By Deb Krueger and Nan Braun, Thavron Solutions
According to isixsigma.com, a value stream is all of the actions (both value-added and non-value added) currently required to deliver a product or a service. It is the work activity and information flow occurring as raw material and/or information becomes a product/service that is delivered to a customer.  In other words, a value stream is all the components of Man, Machine, Material and Information necessary to bring a product or service from its initial request or creation to final delivery to the customer. A value stream map (VSM) is the visual representation of these steps.
The map may be of the actual process, or it may be a map of the future state of the process; preferably both are mapped during the value stream analysis process so that needed changes are understood.
In order to complete a value stream analysis, the following steps are completed by the business:
Step 1: Identify the product or product family — the decision must be made as to which product or service is to be mapped. The product/service: 1) may be the one with the highest volume output, 2) that has been identified by our customers or 3) we expect/hope to do more business in the future.
Step 2: Create a current VSM — map all the current processes, regardless of value add or not, to complete the delivery of the product/service. It is important to note that this process is not a simple flowchart of the process but includes significantly more information. All steps that include man, machine, material, and information are included. It is important to determine the value (or not) the customer is receiving from each component at each step.

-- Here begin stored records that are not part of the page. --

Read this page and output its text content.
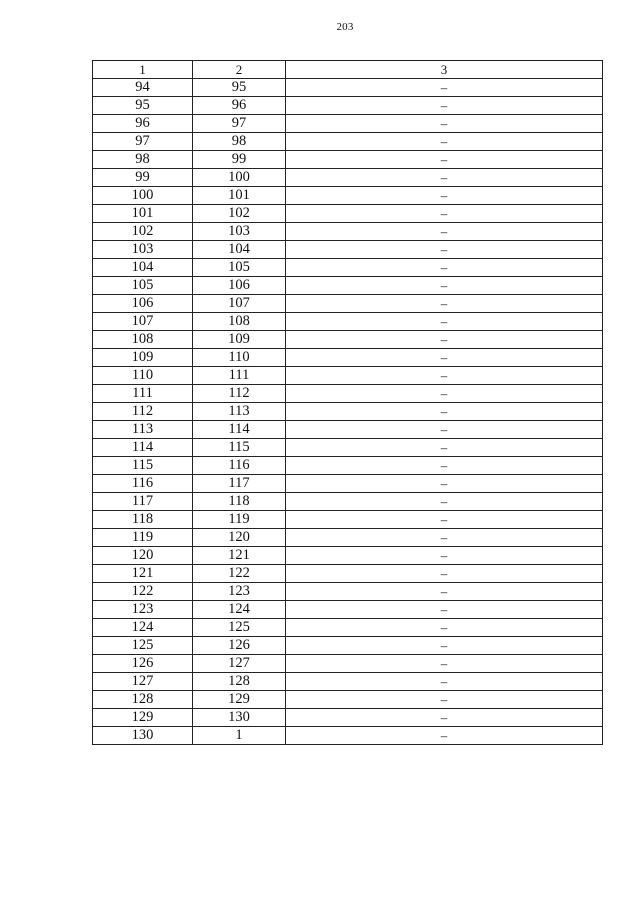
203
1	2	3
94	95	–
95	96	–
96	97	–
97	98	–
98	99	–
99	100	–
100	101	–
101	102	–
102	103	–
103	104	–
104	105	–
105	106	–
106	107	–
107	108	–
108	109	–
109	110	–
110	111	–
111	112	–
112	113	–
113	114	–
114	115	–
115	116	–
116	117	–
117	118	–
118	119	–
119	120	–
120	121	–
121	122	–
122	123	–
123	124	–
124	125	–
125	126	–
126	127	–
127	128	–
128	129	–
129	130	–
130	1	–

Step 3: Create a future state VSM — Once the current map is completed, a streamlined map of the future state is drawn, keeping in mind the value-added steps.
Step 4: Create an action plan — Create a plan to implement the improvements in the process that have been identified.
VSM is a powerful method to ferret out waste and is often used by the business to identify additional needs in any process.
Why would IT Finance care about this business process tool?
This powerful tool should be used in alignment with our ITFM reporting to determine where IT can increase or decrease services being offered to the organization. By keeping the focus on the value-added steps in producing our products or services, the organization can prioritize its resources in areas that add the most value to the customer. Remember that in step 2, the business is giving value to all components- including the information component. Those information components are frequently IT Business Services. By leveraging this mapping, IT can get insight into the value they are providing to the business.
With this understanding, it can also be used for continuous improvement, allowing IT to strategically look for places where they can have the largest impact on the business bottom line.
VSM and ITFM work well together to strategically align IT services with the organization’s values.